Top 100 Chart Placements
Updated 2 years ago
Some records don't knock-they phase in, like a signal hijacking your nervous system mid-thought. Underneath The Frequency / Saltwater Gospel is exactly that kind of intrusion: a slow-burn psychic takeover engineered by Glenn Morrison & Night Waves, two long-haul navigators of the global dancefloor who've spent the better part of 25 years bending crowds to their will.
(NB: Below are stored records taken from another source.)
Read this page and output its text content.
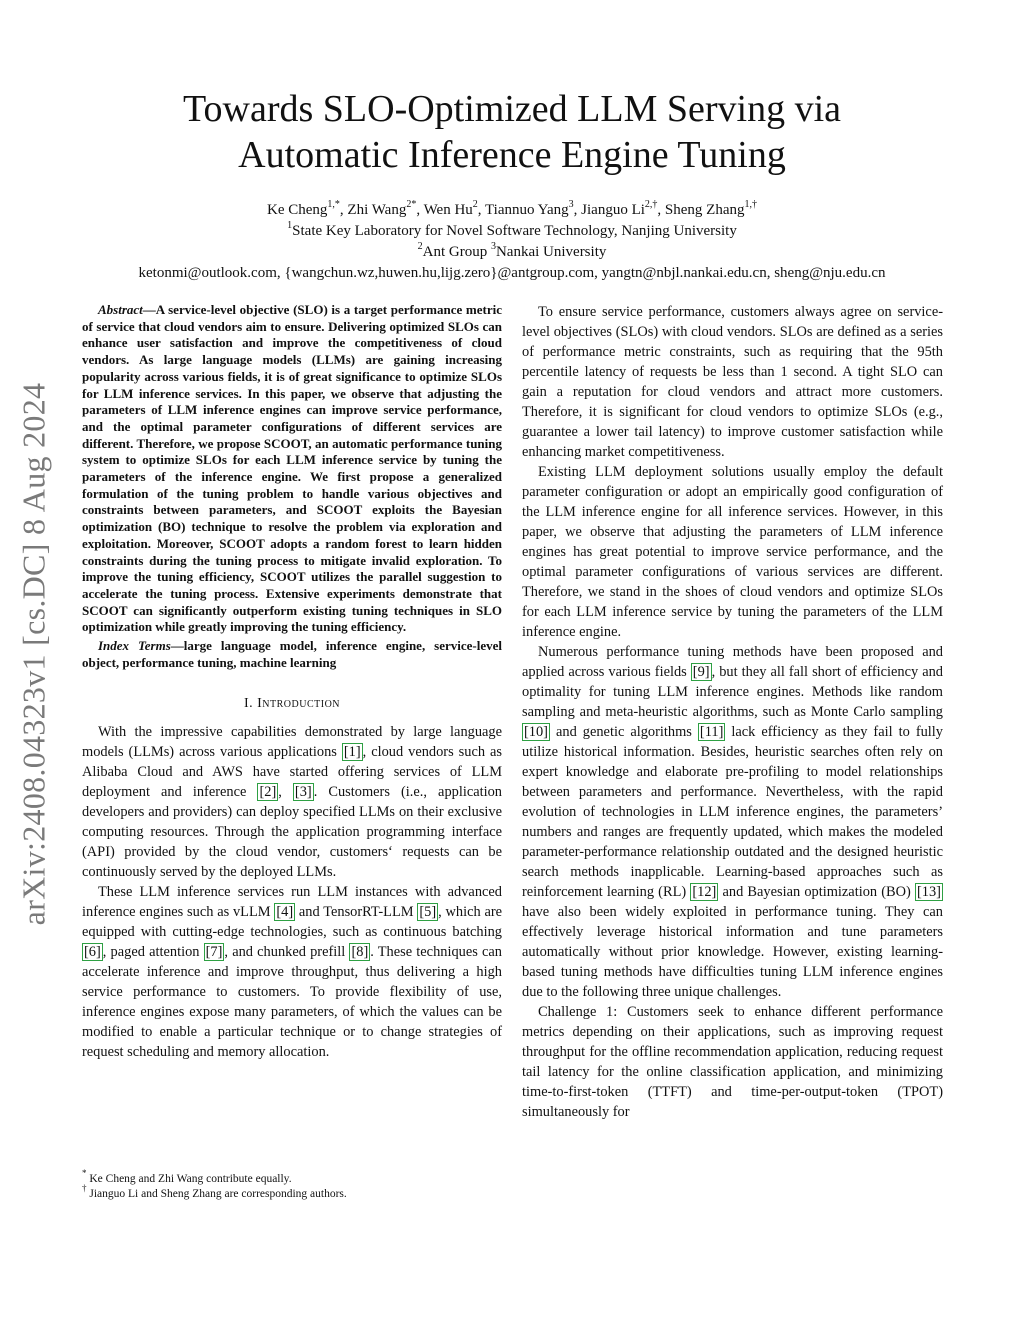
arXiv:2408.04323v1 [cs.DC] 8 Aug 2024
Towards SLO-Optimized LLM Serving via
Automatic Inference Engine Tuning
Ke Cheng$^{1,*}$, Zhi Wang$^{2*}$, Wen Hu$^2$, Tiannuo Yang$^3$, Jianguo $Li^{2,\dagger}$, Sheng Zhang$^{1,\dagger}$
$^1$State Key Laboratory for Novel Software Technology, Nanjing University
$^2$Ant Group $^3$Nankai University
ketonmi@outlook.com, {wangchun.wz,huwen.hu,lijg.zero}@antgroup.com, yangtn@nbjl.nankai.edu.cn, sheng@nju.edu.cn

Abstract—A service-level objective (SLO) is a target performance metric of service that cloud vendors aim to ensure. Delivering optimized SLOs can enhance user satisfaction and improve the competitiveness of cloud vendors. As large language models (LLMs) are gaining increasing popularity across various fields, it is of great significance to optimize SLOs for LLM inference services. In this paper, we observe that adjusting the parameters of LLM inference engines can improve service performance, and the optimal parameter configurations of different services are different. Therefore, we propose SCOOT, an automatic performance tuning system to optimize SLOs for each LLM inference service by tuning the parameters of the inference engine. We first propose a generalized formulation of the tuning problem to handle various objectives and constraints between parameters, and SCOOT exploits the Bayesian optimization (BO) technique to resolve the problem via exploration and exploitation. Moreover, SCOOT adopts a random forest to learn hidden constraints during the tuning process to mitigate invalid exploration. To improve the tuning efficiency, SCOOT utilizes the parallel suggestion to accelerate the tuning process. Extensive experiments demonstrate that SCOOT can significantly outperform existing tuning techniques in SLO optimization while greatly improving the tuning efficiency.

Index Terms—large language model, inference engine, service-level object, performance tuning, machine learning

I. Introduction

With the impressive capabilities demonstrated by large language models (LLMs) across various applications [1] , cloud vendors such as Alibaba Cloud and AWS have started offering services of LLM deployment and inference [2] , [3] . Customers (i.e., application developers and providers) can deploy specified LLMs on their exclusive computing resources. Through the application programming interface (API) provided by the cloud vendor, customers‘ requests can be continuously served by the deployed LLMs.

These LLM inference services run LLM instances with advanced inference engines such as vLLM [4] and TensorRT-LLM [5] , which are equipped with cutting-edge technologies, such as continuous batching [6] , paged attention [7] , and chunked prefill [8] . These techniques can accelerate inference and improve throughput, thus delivering a high service performance to customers. To provide flexibility of use, inference engines expose many parameters, of which the values can be modified to enable a particular technique or to change strategies of request scheduling and memory allocation.

To ensure service performance, customers always agree on service-level objectives (SLOs) with cloud vendors. SLOs are defined as a series of performance metric constraints, such as requiring that the 95th percentile latency of requests be less than 1 second. A tight SLO can gain a reputation for cloud vendors and attract more customers. Therefore, it is significant for cloud vendors to optimize SLOs (e.g., guarantee a lower tail latency) to improve customer satisfaction while enhancing market competitiveness.

Existing LLM deployment solutions usually employ the default parameter configuration or adopt an empirically good configuration of the LLM inference engine for all inference services. However, in this paper, we observe that adjusting the parameters of LLM inference engines has great potential to improve service performance, and the optimal parameter configurations of various services are different. Therefore, we stand in the shoes of cloud vendors and optimize SLOs for each LLM inference service by tuning the parameters of the LLM inference engine.

Numerous performance tuning methods have been proposed and applied across various fields [9] , but they all fall short of efficiency and optimality for tuning LLM inference engines. Methods like random sampling and meta-heuristic algorithms, such as Monte Carlo sampling [10] and genetic algorithms [11] lack efficiency as they fail to fully utilize historical information. Besides, heuristic searches often rely on expert knowledge and elaborate pre-profiling to model relationships between parameters and performance. Nevertheless, with the rapid evolution of technologies in LLM inference engines, the parameters’ numbers and ranges are frequently updated, which makes the modeled parameter-performance relationship outdated and the designed heuristic search methods inapplicable. Learning-based approaches such as reinforcement learning (RL) [12] and Bayesian optimization (BO) [13] have also been widely exploited in performance tuning. They can effectively leverage historical information and tune parameters automatically without prior knowledge. However, existing learning-based tuning methods have difficulties tuning LLM inference engines due to the following three unique challenges.

Challenge 1: Customers seek to enhance different performance metrics depending on their applications, such as improving request throughput for the offline recommendation application, reducing request tail latency for the online classification application, and minimizing time-to-first-token (TTFT) and time-per-output-token (TPOT) simultaneously for

* Ke Cheng and Zhi Wang contribute equally.
† Jianguo Li and Sheng Zhang are corresponding authors.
This isn't nostalgia dressed up as relevance-it's the sound of veterans who never left the circuit, still wiring the underground with that same restless voltage. What they've delivered here is a hypnotic house EP that feels less like a collection of tracks and more like a controlled substance-administered in beats per minute, absorbed somewhere between the spine and the subconscious. 'Underneath The Frequency' uncoils with surgical patience, a low-slung groove that creeps through the mix like a coded transmission, equal parts tension and release. It's the kind of track that DJs deploy when the room is teetering-when the crowd needs to be pulled deeper, not lifted out. Then comes 'Saltwater Gospel,' a strange, almost spiritual descent-humid, immersive, and faintly unhinged. There's a ritualistic quality to it, as though the dancefloor has become a congregation and the bassline is delivering sermons in a language nobody speaks but everyone understands. Unsurprisingly, this double-shot of hypnotic intent has already earned heavy rotation from global selectors like Hernan Cattaneo, Sasha & John Digweed, and Nick Warren, rippling through international club charts and late-night sets with quiet authority. Marking the 185th release on Fall From Grace Records, this EP doesn't just add to the catalogue-it reinforces the mythology. The label has carved out a reputation as one of the most uncompromising forces in the underground, a place where depth matters and trend-chasing goes to die. Underneath The Frequency / Saltwater Gospel fits that ethos like a glove dipped in midnight oil: bold, immersive, and unwilling to dilute its vision. In a landscape cluttered with disposable noise, Fall From Grace continues to deal in permanence-and this release is another sharp reminder that the real pulse of club culture still lives far below the surface.